In every direction our manners have deteriorated. The respect which Goethe declared to be the true end of all moral education disappears in the new generation with a giddy rapidity: respect of God, respect for the limits which nature and society have placed between the two sexes; respect for the Fatherland, which is every day disappearing before the will-of-the-wisp of an indulgent humanity. The more culture extends, the more insipid it becomes; men despise the profundity of the ancient world and consider only that which subserves their immediate end.

The things of the mind, he cried, had lost their hold on the German people. Every one was eager to get rich and to relieve the monotony of a vain existence by the cult of idle and meretricious pleasures. The signs of the times were everywhere dark and gloomy. The new Emperor (William the Second), he had already hinted, was a dangerous charlatan.

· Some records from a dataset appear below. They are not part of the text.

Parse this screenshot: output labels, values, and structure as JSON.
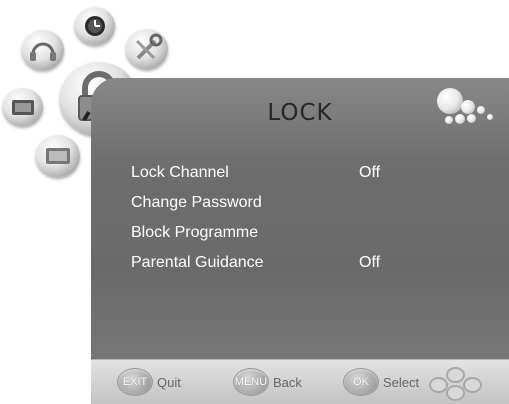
{
  "screen": {
    "title": "LOCK"
  },
  "menu": {
    "items": [
      {
        "label": "Lock Channel",
        "value": "Off"
      },
      {
        "label": "Change Password",
        "value": ""
      },
      {
        "label": "Block Programme",
        "value": ""
      },
      {
        "label": "Parental Guidance",
        "value": "Off"
      }
    ]
  },
  "footer": {
    "exit": {
      "key": "EXIT",
      "action": "Quit"
    },
    "menu": {
      "key": "MENU",
      "action": "Back"
    },
    "ok": {
      "key": "OK",
      "action": "Select"
    }
  },
  "side_icons": [
    "audio-icon",
    "clock-icon",
    "setup-icon",
    "lock-icon",
    "picture-icon",
    "channel-icon"
  ],
  "colors": {
    "panel": "#707070",
    "text": "#ffffff",
    "title": "#262626",
    "footer": "#d4d4d4"
  }
}
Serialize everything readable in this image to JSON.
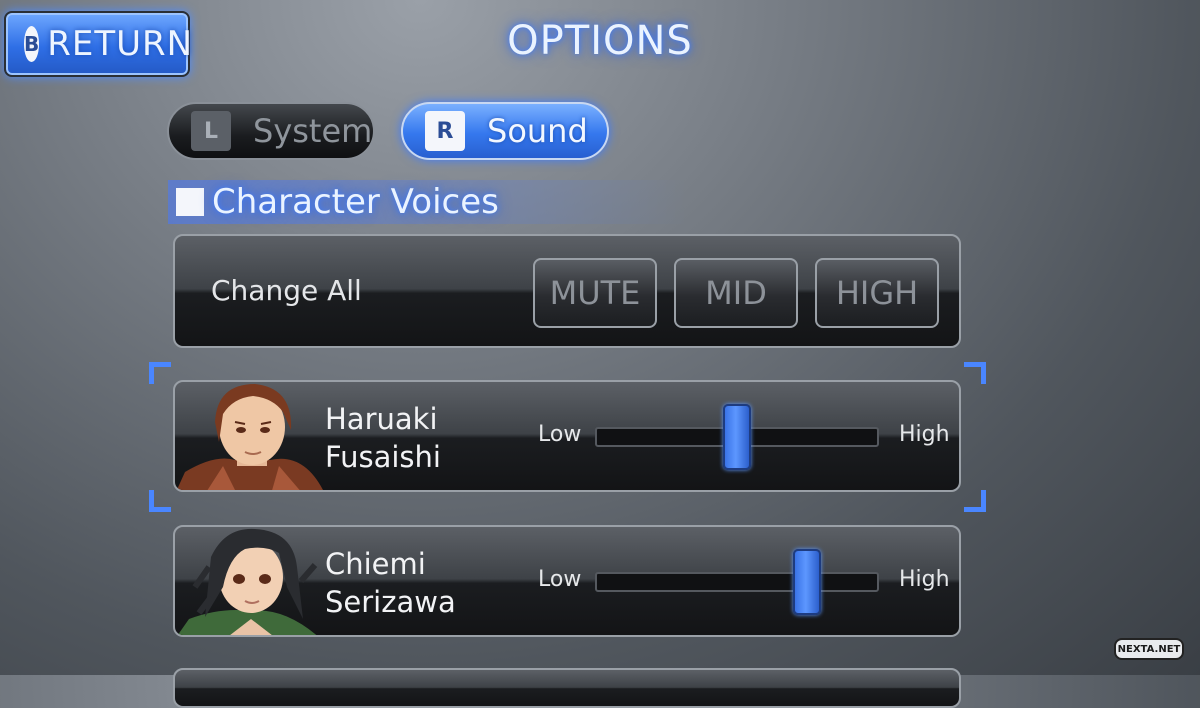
{
  "header": {
    "return_key": "B",
    "return_label": "RETURN",
    "title": "OPTIONS"
  },
  "tabs": [
    {
      "key": "L",
      "label": "System",
      "active": false
    },
    {
      "key": "R",
      "label": "Sound",
      "active": true
    }
  ],
  "section": {
    "label": "Character Voices"
  },
  "change_all": {
    "label": "Change All",
    "buttons": [
      "MUTE",
      "MID",
      "HIGH"
    ]
  },
  "characters": [
    {
      "name_line1": "Haruaki",
      "name_line2": "Fusaishi",
      "low_label": "Low",
      "high_label": "High",
      "volume": 0.5,
      "selected": true
    },
    {
      "name_line1": "Chiemi",
      "name_line2": "Serizawa",
      "low_label": "Low",
      "high_label": "High",
      "volume": 0.75,
      "selected": false
    }
  ],
  "colors": {
    "accent": "#3578ee",
    "glow": "#3d7bff",
    "panel_dark": "#1b1d20"
  },
  "watermark": "NEXTA.NET"
}
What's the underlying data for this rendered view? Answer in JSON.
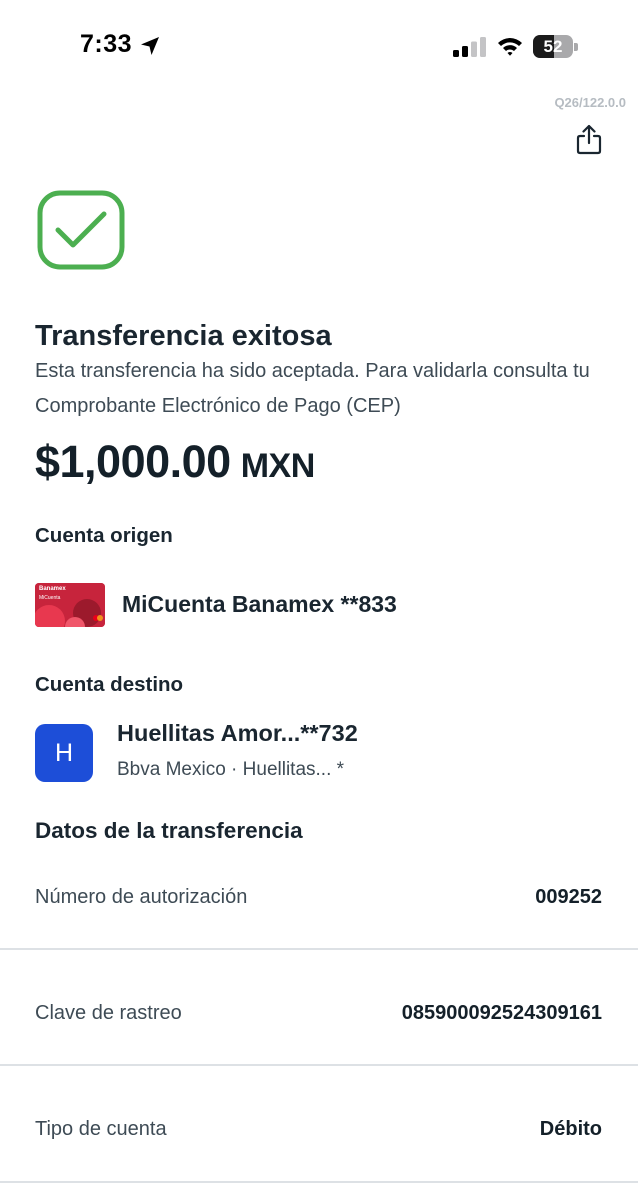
{
  "status_bar": {
    "time": "7:33",
    "battery": "52",
    "battery_level": 0.52
  },
  "header": {
    "version": "Q26/122.0.0"
  },
  "result": {
    "title": "Transferencia exitosa",
    "description": "Esta transferencia ha sido aceptada. Para validarla consulta tu Comprobante Electrónico de Pago (CEP)",
    "amount": "$1,000.00",
    "currency": "MXN"
  },
  "origin": {
    "label": "Cuenta origen",
    "account_name": "MiCuenta Banamex **833",
    "card_brand": "Banamex",
    "card_product": "MiCuenta"
  },
  "destination": {
    "label": "Cuenta destino",
    "avatar_letter": "H",
    "name": "Huellitas Amor...**732",
    "detail": "Bbva Mexico · Huellitas... *"
  },
  "transfer_data": {
    "title": "Datos de la transferencia",
    "rows": [
      {
        "label": "Número de autorización",
        "value": "009252"
      },
      {
        "label": "Clave de rastreo",
        "value": "085900092524309161"
      },
      {
        "label": "Tipo de cuenta",
        "value": "Débito"
      }
    ]
  },
  "colors": {
    "success": "#4caf50",
    "avatar": "#1d4ed8",
    "card": "#c7243c"
  },
  "icons": [
    "location-arrow-icon",
    "cellular-signal-icon",
    "wifi-icon",
    "battery-icon",
    "share-icon",
    "success-check-icon"
  ]
}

The wheel had come full circle. Fustel de Coulanges was justified of his prophecy. And the handwriting on the walls of Destiny was never more legible than now.


CONCLUSION

The contemplation of History, so a great master of the art has told us, may not make men wise but it is sure to make them sad. The austere Muse has never had a sadder page to show than that which is even now being added to her record. We see now the full fruition of the German doctrine of the beatitude of War. In sorrow and in anguish, in anguish and in darkness, Belgium is weeping for her children and will not be comforted because they are not. The invader has spared neither age nor sex, neither rank nor function, and every insult that malice could invent, or insolence inspire, has been heaped upon her bowed head. The hearths are cold, the altars desecrated, the fields untilled, the granaries empty. The peasant watches the heavens but he may not sow, he has regarded his fields but he might not reap. The very stones in her cities cry out; hardly one of them is left upon another. No nation had ever given Europe more blithe and winning pledges of her devotion to the arts of peace. The Flemish school of painters had endowed the world with portraits of a grave tenderness which posterity might always admire but could never imitate. The chisels of her medieval craftsmen had left us a legacy of buoyant fancy in stone whose characters were alive for us with the animation of the Canterbury Tales. All this the invader has stamped out like the plague. A once busy and thriving community begs its bread in alien lands. Never since the captivity of Babylon has there been so tragic an expatriation. Yet noble in her sorrow and exalted in her anguish, Belgium, like some patient caryatid, still supports the broken architrave of the violated Treaty. Her little army is still unconquered, her spirit is never crushed. She will arise purified by her sorrow and ennobled by her suffering, and generations yet unborn shall rise up to call her blessed.